Seagate, Intel and Silicon Image demonstrated Serial ATA (SATA) Native Command Queuing (NCQ) technology, one of the most anticipated features of the Serial ATA interface. The companies created an integrated Serial ATA solution combining native SATA hard drives, host controller, and system software -- all of which are required to perform SATA command queuing. The system used Seagate's new 200-Gb Barracuda 7200.7 SATA hard drive and a Silicon Image SiI 3124 SATALink 4-port PCI-X Host Controller featuring full hardware support for NCQ. Until then, SATA NCQ technology had been demonstrated only as a development technology.

The demonstration compares Seagate Barracuda 7200.7 SATA hard drives running with NCQ to Seagate Barracuda 7200.7 parallel ATA (PATA) hard drives, and shows that SATA NCQ technology will thrust SATA storage into a new realm of power and flexibility, highly anticipated by system builders seeking the latest technology for a competitive edge. SATA NCQ significantly increases I/O performance in high-performance PCs and entry-level server systems, compared with systems using bridged SATA or PATA solutions with legacy tagged command queuing or with no command queuing. The benchmark was specially designed by Intel to throw an aggressive transactional workload at the SATA and PATA hard drives and measure the performance difference in this high I/O workload.

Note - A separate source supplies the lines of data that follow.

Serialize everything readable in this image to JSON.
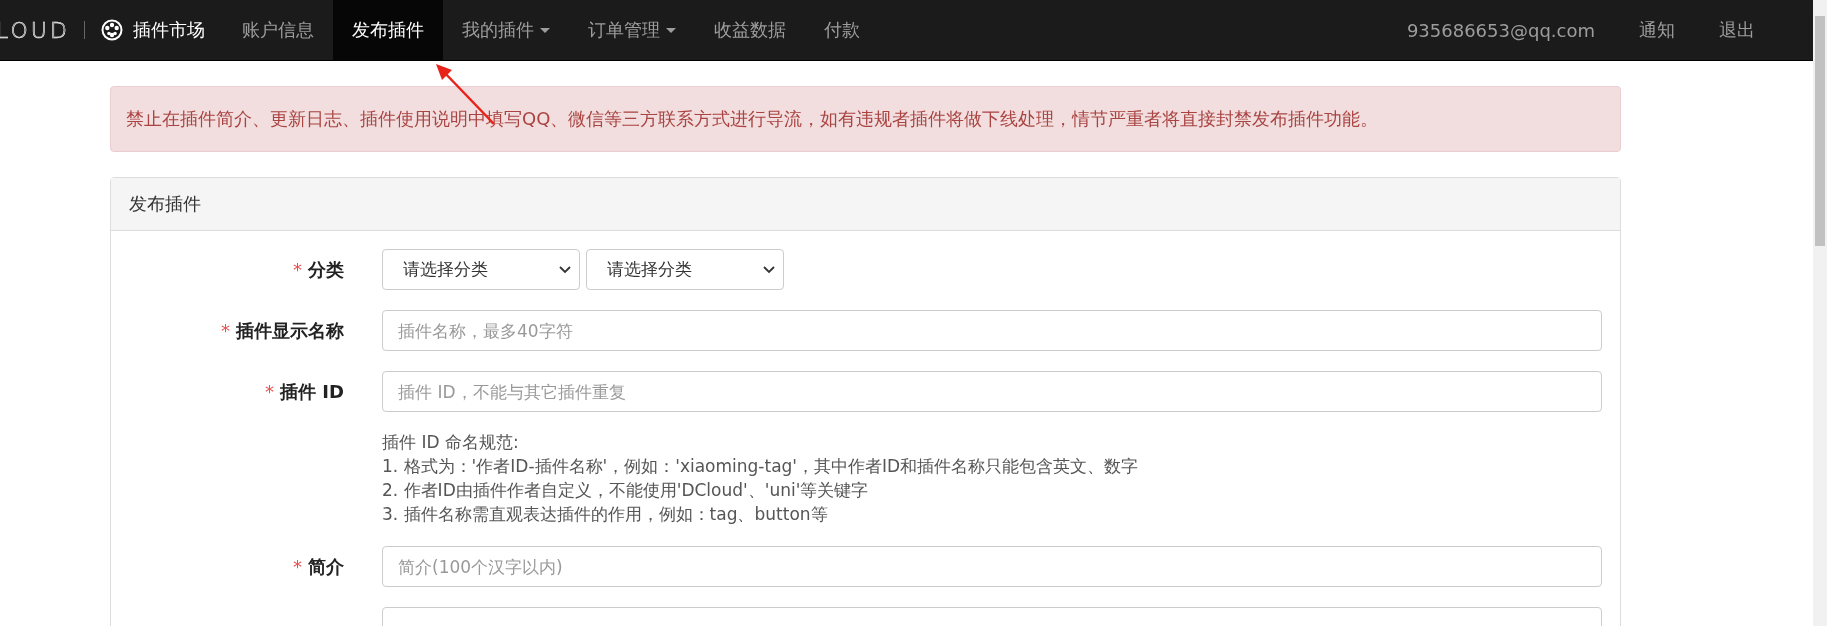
{
  "navbar": {
    "brand": "LOUD",
    "market": "插件市场",
    "items": [
      {
        "label": "账户信息",
        "selected": false,
        "dropdown": false
      },
      {
        "label": "发布插件",
        "selected": true,
        "dropdown": false
      },
      {
        "label": "我的插件",
        "selected": false,
        "dropdown": true
      },
      {
        "label": "订单管理",
        "selected": false,
        "dropdown": true
      },
      {
        "label": "收益数据",
        "selected": false,
        "dropdown": false
      },
      {
        "label": "付款",
        "selected": false,
        "dropdown": false
      }
    ],
    "right": [
      "935686653@qq.com",
      "通知",
      "退出"
    ]
  },
  "alert": "禁止在插件简介、更新日志、插件使用说明中填写QQ、微信等三方联系方式进行导流，如有违规者插件将做下线处理，情节严重者将直接封禁发布插件功能。",
  "panel": {
    "title": "发布插件",
    "fields": [
      {
        "kind": "selects",
        "label": "分类",
        "required": "*",
        "options": [
          "请选择分类",
          "请选择分类"
        ]
      },
      {
        "kind": "input",
        "label": "插件显示名称",
        "required": "*",
        "placeholder": "插件名称，最多40字符"
      },
      {
        "kind": "input",
        "label": "插件 ID",
        "required": "*",
        "placeholder": "插件 ID，不能与其它插件重复",
        "help": [
          "插件 ID 命名规范:",
          "1. 格式为：'作者ID-插件名称'，例如：'xiaoming-tag'，其中作者ID和插件名称只能包含英文、数字",
          "2. 作者ID由插件作者自定义，不能使用'DCloud'、'uni'等关键字",
          "3. 插件名称需直观表达插件的作用，例如：tag、button等"
        ]
      },
      {
        "kind": "input",
        "label": "简介",
        "required": "*",
        "placeholder": "简介(100个汉字以内)"
      },
      {
        "kind": "partial"
      }
    ]
  }
}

The benefits of SATA NCQ are described in joint technology paper by Intel and Seagate titled "Serial ATA Native Command Queuing: An Exciting New Performance Feature for Serial ATA," available at specials.seagate.com/ncqpaper/.

NCQ is a feature that can only be implemented on native Serial ATA hard drives like Seagate's. It enables a SATA hard drive to take a set of up to 32 outstanding commands and intelligently reorder them before reading or writing the data, improving performance of queued workloads by minimizing mechanical positioning latencies on the drive. Operating systems such as Microsoft Windows and Linux are increasingly taking advantage of multi-threaded software or processor-based Hyper-Threading Technology. These features lead to workloads where multiple commands are outstanding to the drive at the same time. By utilizing NCQ, the hard drive's performance can increase significantly for these workloads.

SATA products with NCQ will provide a new advantage for the cost-sensitive entry-level server market in which SCSI's extremely high queue depth and feature rich command sets are not needed. High-performance PC workstations, fixed-content and near-line storage subsystems, low transactional servers running applications like Web hosting, IT collaboration, and network and print servers where cost-per-gigabyte is especially important can all benefit from SATA NCQ.

The Seagate Barracuda 7200.7 is the industry's first hard drive capable of supporting SATA NCQ. NCQ will be implemented on production Barracuda 7200.7 SATA hard drives when system architectures that support NCQ become more broadly available. Seagate is working closely with industry leaders to enable the adoption of system architectures that support NCQ by early next year. Seagate led industry efforts to develop SATA, was first to bring it to market, and maintains its unique advantage with the only native SATA technology that can take advantage of advanced SATA functions like NCQ.

The SiI 3124 is Silicon Image's most advanced SATA host controller to date for server and networked storage applications. It is also the first and only host controller that supports Frame Information Structure (FIS)-based switching for SATA port multipliers, which enables command execution and data transfer to multiple drives concurrently, providing outstanding performance improvements for demanding workloads. It is compliant with the SATA 1.0 specification and supports all SATA II extensions to the SATA 1.0 specification.

Intel and other chip and motherboard manufacturers support the technology and are working closely with Seagate to assure a steady supply of SATA drives and supporting hardware to their customers.